Why the gradients are unconnected in the following function?


I am implementing a customer operation whose gradients must be calculated. The following is the function:

def difference(prod,box):
    result = tf.Variable(tf.zeros((prod.shape[0],box.shape[1]),dtype=tf.float16))
    for i in tf.range(0,prod.shape[0]):
        for j in tf.range(0,box.shape[1]):
            result[i,j].assign((tf.reduce_prod(box[:,j])-tf.reduce_prod(prod[i,:]))/tf.reduce_prod(box[:,j]))
    return result

I am unable to calculate the gradients with respect to box, the tape.gradient() is returning None, here is the code I have written for calculating gradients

prod = tf.constant([[3,4,5],[4,5,6],[1,3,3]],dtype=tf.float16)
box = tf.Variable([[4,5],[5,6],[5,7]],dtype=tf.float16)
with tf.GradientTape() as tape:
    tape.watch(box)
    loss = difference(prod,box)
    print(tape.gradient(loss,box))

I am not able to find the reason for unconnected gradients. Is the result variable causing it? Kindly suggest an alternative implementation.


Solution

  • Yes, in order to calculate gradients we need a set of (differentiable) operations on your variables.

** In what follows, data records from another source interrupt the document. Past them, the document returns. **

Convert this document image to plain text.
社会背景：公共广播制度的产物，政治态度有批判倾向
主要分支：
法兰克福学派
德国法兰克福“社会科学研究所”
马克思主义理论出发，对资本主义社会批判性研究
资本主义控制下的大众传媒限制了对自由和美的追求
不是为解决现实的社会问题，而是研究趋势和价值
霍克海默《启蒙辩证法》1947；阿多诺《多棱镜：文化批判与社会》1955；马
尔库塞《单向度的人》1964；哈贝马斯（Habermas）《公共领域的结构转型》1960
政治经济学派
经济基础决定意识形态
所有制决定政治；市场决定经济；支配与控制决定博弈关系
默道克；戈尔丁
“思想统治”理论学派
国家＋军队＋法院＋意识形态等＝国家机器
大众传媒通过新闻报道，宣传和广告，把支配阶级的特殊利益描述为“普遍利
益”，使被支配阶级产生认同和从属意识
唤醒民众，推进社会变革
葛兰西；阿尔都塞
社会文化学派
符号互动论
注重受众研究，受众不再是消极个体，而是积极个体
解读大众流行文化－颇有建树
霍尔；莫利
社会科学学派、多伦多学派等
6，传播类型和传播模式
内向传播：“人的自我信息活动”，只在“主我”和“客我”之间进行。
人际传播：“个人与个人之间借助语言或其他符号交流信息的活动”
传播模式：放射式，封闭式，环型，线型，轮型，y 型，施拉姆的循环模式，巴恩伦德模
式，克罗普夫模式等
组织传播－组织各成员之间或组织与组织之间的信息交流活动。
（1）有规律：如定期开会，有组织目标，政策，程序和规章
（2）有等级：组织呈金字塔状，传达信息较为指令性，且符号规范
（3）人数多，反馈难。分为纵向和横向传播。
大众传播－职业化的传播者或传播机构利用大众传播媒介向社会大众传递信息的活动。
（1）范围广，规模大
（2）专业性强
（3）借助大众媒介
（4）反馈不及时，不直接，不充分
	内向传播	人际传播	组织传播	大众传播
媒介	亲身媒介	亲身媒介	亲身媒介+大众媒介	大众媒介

    You should re-write difference as a function of the 2 input tensors. I think (though happy to confess I am not 100% sure!) that it is the use of 'assign' that makes the gradient tape fall over.

    Perhaps something like this:

    def difference(prod, box):
      box_red = tf.reduce_prod(box, axis=0)
      prod_red = tf.reduce_prod(prod, axis=1)
      return (tf.expand_dims(box_red, 0) - tf.expand_dims(prod_red, 1)) / tf.expand_dims(box_red, 0)
    

    would get you the desired result